What do you think changed from the year before, when you didn’t receive All-American honors?

My freshman year, I won All-American Honorable Mention and was really excited about that, and I think last year I focused too much on accolades like All-American instead of focusing on what I could control: results on the water. It showed at Nationals last year; our Nationals didn’t go as well and I didn’t get All-American. I was really disappointed, so this year I really tried to focus on improving and putting up the results I needed, which made winning the award and All-American that much more special.

Did you try to bring a certain mindset or approach to each event?


There are definitely what I would call peak events and build-up events, the peak events being the Nationals Championships, semi-finals, and ACCs [Atlantic Coast Championships]; I try to peak at those and win. At the others, I try not to get caught up in my results or how other people are doing; I just try to improve from race to race, regatta to regatta, and week to week.

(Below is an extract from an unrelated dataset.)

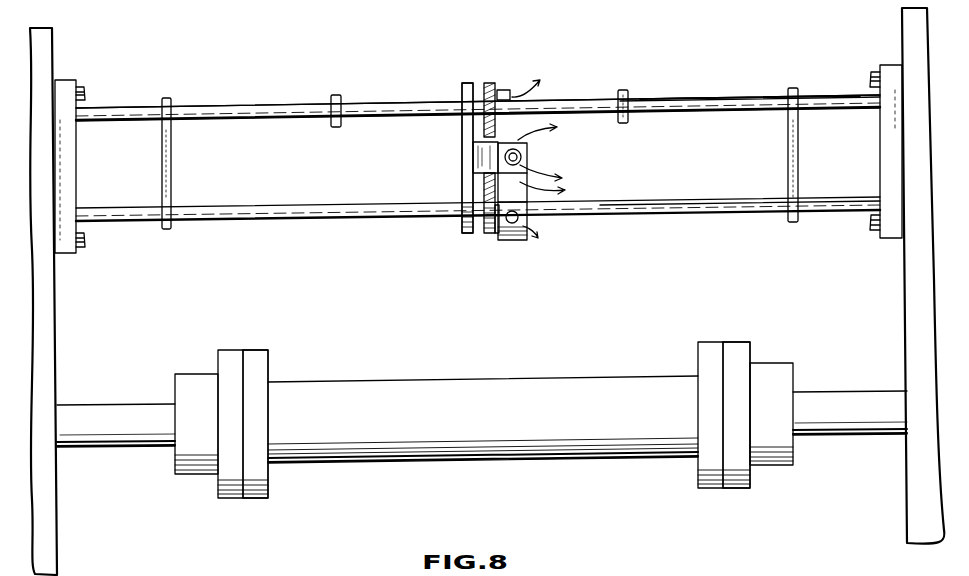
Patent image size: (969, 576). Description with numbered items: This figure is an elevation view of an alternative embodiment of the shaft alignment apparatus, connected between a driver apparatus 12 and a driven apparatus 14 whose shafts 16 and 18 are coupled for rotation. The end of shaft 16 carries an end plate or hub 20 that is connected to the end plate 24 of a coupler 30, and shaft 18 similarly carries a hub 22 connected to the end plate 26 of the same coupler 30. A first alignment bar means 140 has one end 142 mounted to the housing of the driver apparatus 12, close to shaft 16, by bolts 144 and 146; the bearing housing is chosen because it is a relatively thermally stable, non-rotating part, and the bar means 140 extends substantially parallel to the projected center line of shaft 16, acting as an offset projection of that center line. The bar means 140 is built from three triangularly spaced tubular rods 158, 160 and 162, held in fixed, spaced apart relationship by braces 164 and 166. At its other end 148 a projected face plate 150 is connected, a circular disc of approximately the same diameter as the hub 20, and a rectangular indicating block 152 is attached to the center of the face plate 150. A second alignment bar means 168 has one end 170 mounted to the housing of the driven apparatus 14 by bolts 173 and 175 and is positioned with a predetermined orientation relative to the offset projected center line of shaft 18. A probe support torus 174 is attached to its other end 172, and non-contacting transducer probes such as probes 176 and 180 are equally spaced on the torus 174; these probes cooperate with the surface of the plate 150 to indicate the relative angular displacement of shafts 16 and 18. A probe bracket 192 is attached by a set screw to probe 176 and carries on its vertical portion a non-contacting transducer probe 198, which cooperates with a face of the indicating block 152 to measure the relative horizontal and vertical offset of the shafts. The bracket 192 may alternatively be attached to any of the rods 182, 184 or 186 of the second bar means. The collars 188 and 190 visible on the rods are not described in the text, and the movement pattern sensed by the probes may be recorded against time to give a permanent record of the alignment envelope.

What are your keys to consistency?

You need to have top-notch boathandling and boat-speed, and once you have that edge, you can be aggressive and confident in your tactics and strategy. It begins with being conservative on the start and getting off the line, and from there you can set yourself up to pick your way up the beat, read shifts, and play the fleet.****


How have your experiences outside of college sailing helped shape the kind of sailor that you are today?

The international Laser circuit has really shown me the importance of physical fitness, which is often underestimated. It’s also emphasized what a real weapon top-notch speed is, but I think the biggest part is fitness—being able to sail as best you can and as hard as you can over the course of the regatta, from the first race all the way to the last beat.

What was your least favorite moment of the year?


Our last two weekends of the fall—the Singlehanded Championships in Chicago in November and then our Coed ACCs in Boston. At the Singlehanded Championships I didn’t sail very well and then at ACCs I was disappointed with how we performed as a team. I think it was a turning point for me personally over the course of the year; I don’t think I’d be the sailor I am today without those two tough weekends in a row.

How do you get out of a slump?

Focus, improve, and stay the course. Personally, I’m someone who’s always looking to work harder and harder, in the gym and on the water, and sail every weekend, but it’s just as important to recognize when you’re getting burned out and when you need to step back. Know when you need to take a weekend off, or take a week off from practice, and go out and have fun with your friends or get caught up with schoolwork. Take a couple notes if you have a bad weekend—what did and what didn’t work, and what you need to improve on.**

You’ve stressed the importance of physical fitness. Any particular workouts you’d recommend for to stay in top sailing shape?

I think it depends person to person, but in sailing just like any sport you need to strike the right balance between physical strength and size as well as cardio. I try to do my best to build up my upper body, lower body and core as much as I can, as well as mix in plenty of cardio with rowing, biking, and running. Fitness is underestimated in college sailing, but it is what makes you successful in the international Laser circuit; the fitter sailors are always better.

You have one year of college sailing left. What do you see in your near future?

My personal goal is to win the Singlehanded Championships in November, which will take place on my home waters in Long Beach, Calif. Our team goals will remain the same, winning the Team Racing and Coed National Championships. ****

Do you have your eyes set on winning the Morris Trophy twice?

It would be a huge honor, but I’m going to do my best this year to have the same mindset I had this past year: focusing on my results and improving. As long as I focus on those goals and race as hard as I can, chances are that I’ll be happy with that and make my team successful. –A.Q.